I found myself not wanting, each night that I would return to the book, to be put through another round, to be taking in images so searing that I found myself provoked to reviewing my own traumas or those I have witnessed. But that very process of review, safely travailed in company with another, was what brought me back, night after night. For without fail Jensen includes the reader, redeems from his personal darkness a common treasure. He locates the death of a fawn precisely on a particular stretch of Highway 395 in southern Oregon. “I tell you this,” he says, speaking directly to us, “because I want you to understand how Oregon spreads out from the place where the fawn died, out into Washington and Idaho and California and the Pacific Ocean.” He helps us hear the fawn’s dying call, not as a voice coming from another, and another species, but as our own, inescapable: “You can hear it now. It is the voice of our dismay, the cry of our innocent bewilderment. It is the injury received of our ears, the wound from which our sympathy bleeds forth.” Being present to this voice, so particular and so universal, isn’t easy. But not to hear it turns out to be even harder. In the blood of sympathy, in the bowels of compassion, we find one another.
Having found one another in these pages, through what Jensen calls the “call of the Heartmind,” who would want to escape? Would want to numb? Would want to possess? Would want to isolate? Traveling these byways that extend everywhere, we find opening to us the capacity to act, as in whispering to the child who is drowning in the ignorance of his parents, “I will not let you sink.” But more than any particular act, extending out from all particular acts, we have open to us an intention, a vow if you like. Speaking of young people who, like himself as a boy growing up on farms, have been brought up to take life yet have not been taught to atone, Jensen says, “I would teach them pity; bring them to the sorrow that ever abides in the taking of things. I would shape their mouths to words of gratitude, teach their hands restraint, the gentle acts of mercy. I would commit their minds into the care of their own natural sympathies. I would have them know peace.”

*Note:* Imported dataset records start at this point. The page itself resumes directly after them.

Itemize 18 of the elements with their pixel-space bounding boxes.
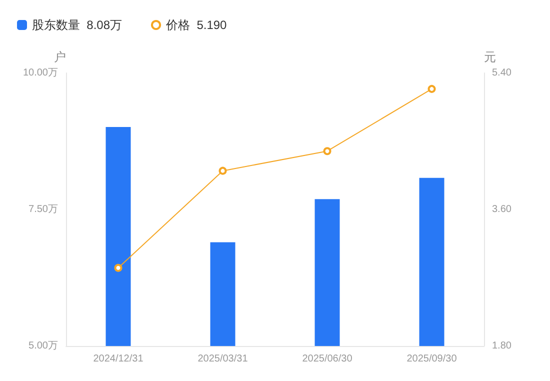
legend-label: 股东数量 8.08万 — [32, 18, 122, 32]
x-tick-label: 2024/12/31 — [93, 354, 144, 364]
point — [428, 84, 436, 93]
point — [323, 147, 332, 156]
y-tick-label: 10.00万 — [22, 68, 58, 78]
y2-tick-label: 1.80 — [492, 340, 512, 352]
y2-tick-label: 3.60 — [492, 204, 512, 215]
y2-axis-title: 元 — [484, 50, 496, 64]
legend-label: 价格 5.190 — [165, 18, 228, 32]
point — [114, 264, 122, 272]
x-tick-label: 2025/06/30 — [302, 354, 353, 364]
x-tick-label: 2025/09/30 — [406, 354, 458, 364]
x-tick-label: 2025/03/31 — [198, 354, 248, 364]
y-tick-label: 7.50万 — [28, 204, 58, 215]
point — [218, 166, 227, 175]
y-tick-label: 5.00万 — [28, 340, 58, 352]
y2-tick-label: 5.40 — [492, 68, 512, 78]
y-axis-title: 户 — [54, 50, 66, 64]
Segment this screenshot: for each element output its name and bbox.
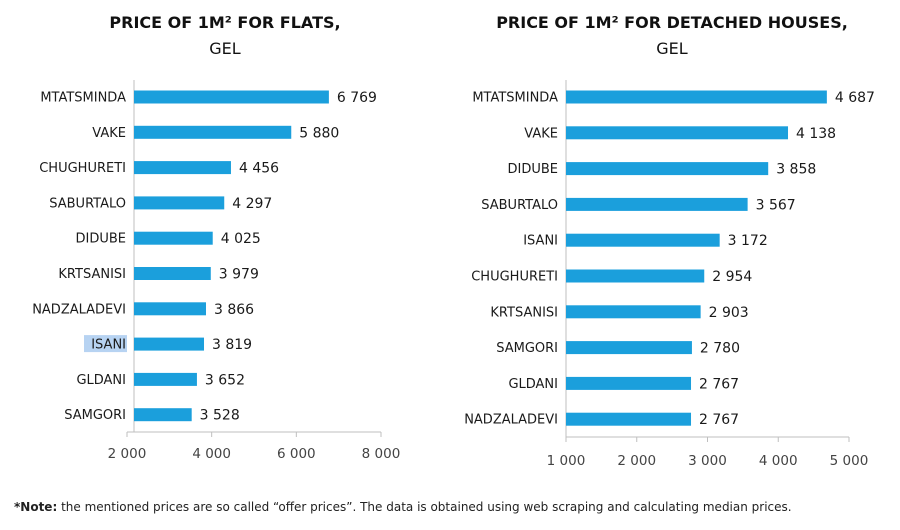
houses-bar: [566, 197, 748, 211]
flats-value-label: 3 979: [219, 267, 259, 283]
houses-bar: [566, 90, 827, 104]
footnote-text: the mentioned prices are so called “offe…: [57, 500, 792, 514]
houses-category-label: VAKE: [524, 126, 558, 141]
flats-tick-label: 6 000: [277, 446, 316, 462]
footnote: *Note: the mentioned prices are so calle…: [14, 500, 894, 514]
houses-category-label: SAMGORI: [496, 341, 558, 356]
houses-value-label: 2 903: [709, 305, 749, 321]
flats-category-label: SAMGORI: [64, 408, 126, 423]
flats-value-label: 3 652: [205, 372, 245, 388]
flats-value-label: 4 456: [239, 161, 279, 177]
houses-bar: [566, 341, 692, 355]
flats-bar: [134, 125, 292, 139]
flats-value-label: 3 528: [200, 408, 240, 424]
flats-category-label: KRTSANISI: [58, 267, 126, 282]
houses-value-label: 2 954: [712, 269, 752, 285]
houses-category-label: MTATSMINDA: [472, 91, 558, 106]
flats-category-highlight: [84, 335, 127, 353]
flats-category-label: CHUGHURETI: [39, 161, 126, 176]
flats-chart-subtitle: GEL: [209, 39, 241, 58]
flats-chart-title: PRICE OF 1M² FOR FLATS,: [109, 13, 340, 32]
flats-bar: [134, 161, 231, 175]
houses-category-label: KRTSANISI: [490, 305, 558, 320]
houses-value-label: 2 767: [699, 412, 739, 428]
houses-value-label: 4 687: [835, 90, 875, 106]
houses-tick-label: 2 000: [617, 453, 656, 469]
flats-tick-label: 8 000: [362, 446, 401, 462]
flats-category-label: NADZALADEVI: [32, 302, 126, 317]
houses-bar: [566, 412, 692, 426]
houses-category-label: CHUGHURETI: [471, 270, 558, 285]
flats-tick-label: 4 000: [192, 446, 231, 462]
houses-value-label: 3 172: [728, 233, 768, 249]
houses-value-label: 2 780: [700, 341, 740, 357]
houses-value-label: 4 138: [796, 126, 836, 142]
flats-value-label: 4 025: [221, 231, 261, 247]
houses-bar: [566, 233, 720, 247]
flats-category-label: MTATSMINDA: [40, 91, 126, 106]
flats-value-label: 3 866: [214, 302, 254, 318]
flats-bar: [134, 337, 205, 351]
houses-chart-title: PRICE OF 1M² FOR DETACHED HOUSES,: [496, 13, 848, 32]
houses-bar: [566, 269, 705, 283]
houses-bar: [566, 162, 769, 176]
flats-tick-label: 2 000: [108, 446, 147, 462]
houses-category-label: DIDUBE: [507, 162, 558, 177]
flats-bar: [134, 231, 213, 245]
flats-bar: [134, 267, 211, 280]
flats-value-label: 5 880: [299, 125, 339, 141]
flats-bar: [134, 196, 225, 210]
houses-tick-label: 4 000: [759, 453, 798, 469]
flats-value-label: 3 819: [212, 337, 252, 353]
footnote-label: *Note:: [14, 500, 58, 514]
flats-bar: [134, 302, 206, 316]
flats-category-label: ISANI: [91, 338, 126, 353]
flats-value-label: 6 769: [337, 90, 377, 106]
flats-bar: [134, 90, 329, 104]
houses-category-label: NADZALADEVI: [464, 413, 558, 428]
houses-bar: [566, 305, 701, 319]
houses-bar: [566, 376, 692, 390]
houses-value-label: 3 567: [756, 197, 796, 213]
houses-category-label: SABURTALO: [481, 198, 558, 213]
houses-chart-subtitle: GEL: [656, 39, 688, 58]
flats-category-label: SABURTALO: [49, 196, 126, 211]
houses-value-label: 3 858: [776, 162, 816, 178]
charts-svg: PRICE OF 1M² FOR FLATS, GEL MTATSMINDA 6 76…: [32, 13, 875, 469]
houses-category-label: ISANI: [523, 234, 558, 249]
houses-tick-label: 3 000: [688, 453, 727, 469]
houses-value-label: 2 767: [699, 376, 739, 392]
flats-category-label: DIDUBE: [75, 232, 126, 247]
houses-bar: [566, 126, 789, 140]
houses-tick-label: 5 000: [830, 453, 869, 469]
flats-category-label: GLDANI: [76, 373, 126, 388]
flats-category-label: VAKE: [92, 126, 126, 141]
houses-category-label: GLDANI: [508, 377, 558, 392]
houses-tick-label: 1 000: [547, 453, 586, 469]
flats-value-label: 4 297: [232, 196, 272, 212]
flats-bar: [134, 408, 192, 422]
flats-bar: [134, 372, 197, 386]
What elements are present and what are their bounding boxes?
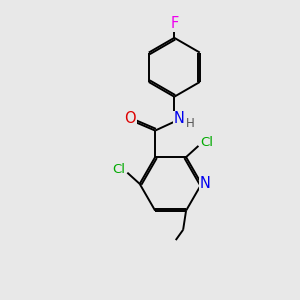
Text: Cl: Cl [112, 163, 126, 176]
Text: O: O [124, 111, 136, 126]
Text: N: N [200, 176, 211, 191]
Text: Cl: Cl [200, 136, 213, 149]
Text: H: H [186, 117, 195, 130]
Text: N: N [174, 111, 185, 126]
Text: F: F [170, 16, 178, 31]
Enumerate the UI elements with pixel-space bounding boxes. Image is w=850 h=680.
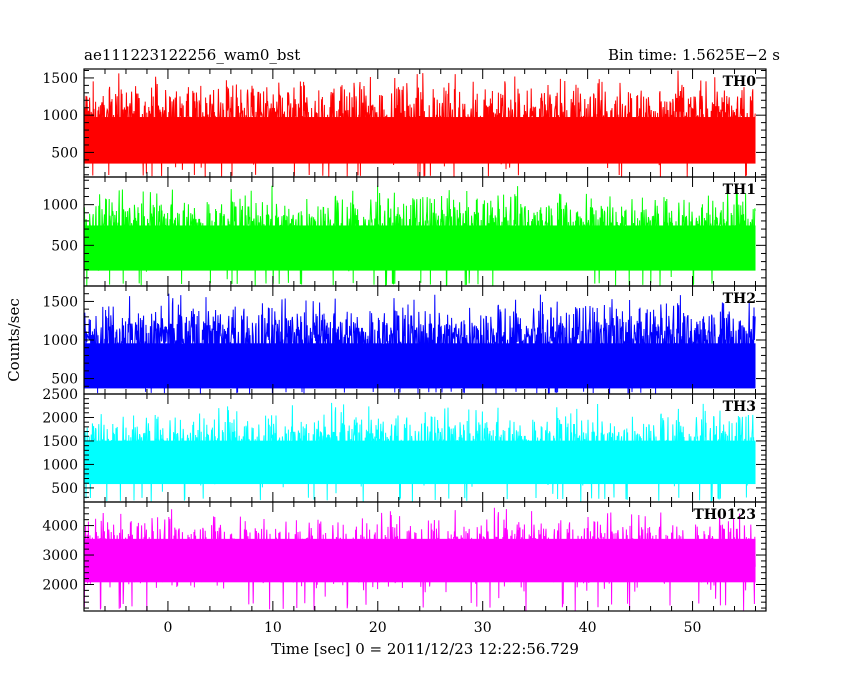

Growing up on farms or in cities, we all, inevitably, take life, or participate in doing so: in cars that kill, in supermarkets stocked with dead animals, in homes lit with the power of vanquished environments. We are all hard on each other. There may be some things we can do to lessen the mass of pain: in being more conscious with our life choices, in being more careful with each other, in following one or another religious path. But any moralizing—on a political, environmental or spiritual level—will only contribute to the mass of suffering, only further insulate ourselves from it. I trust Jensen’s unjudging approach: simply not turning away from suffering turns out to be the primary way to save a world sinking in unconscious sorrow.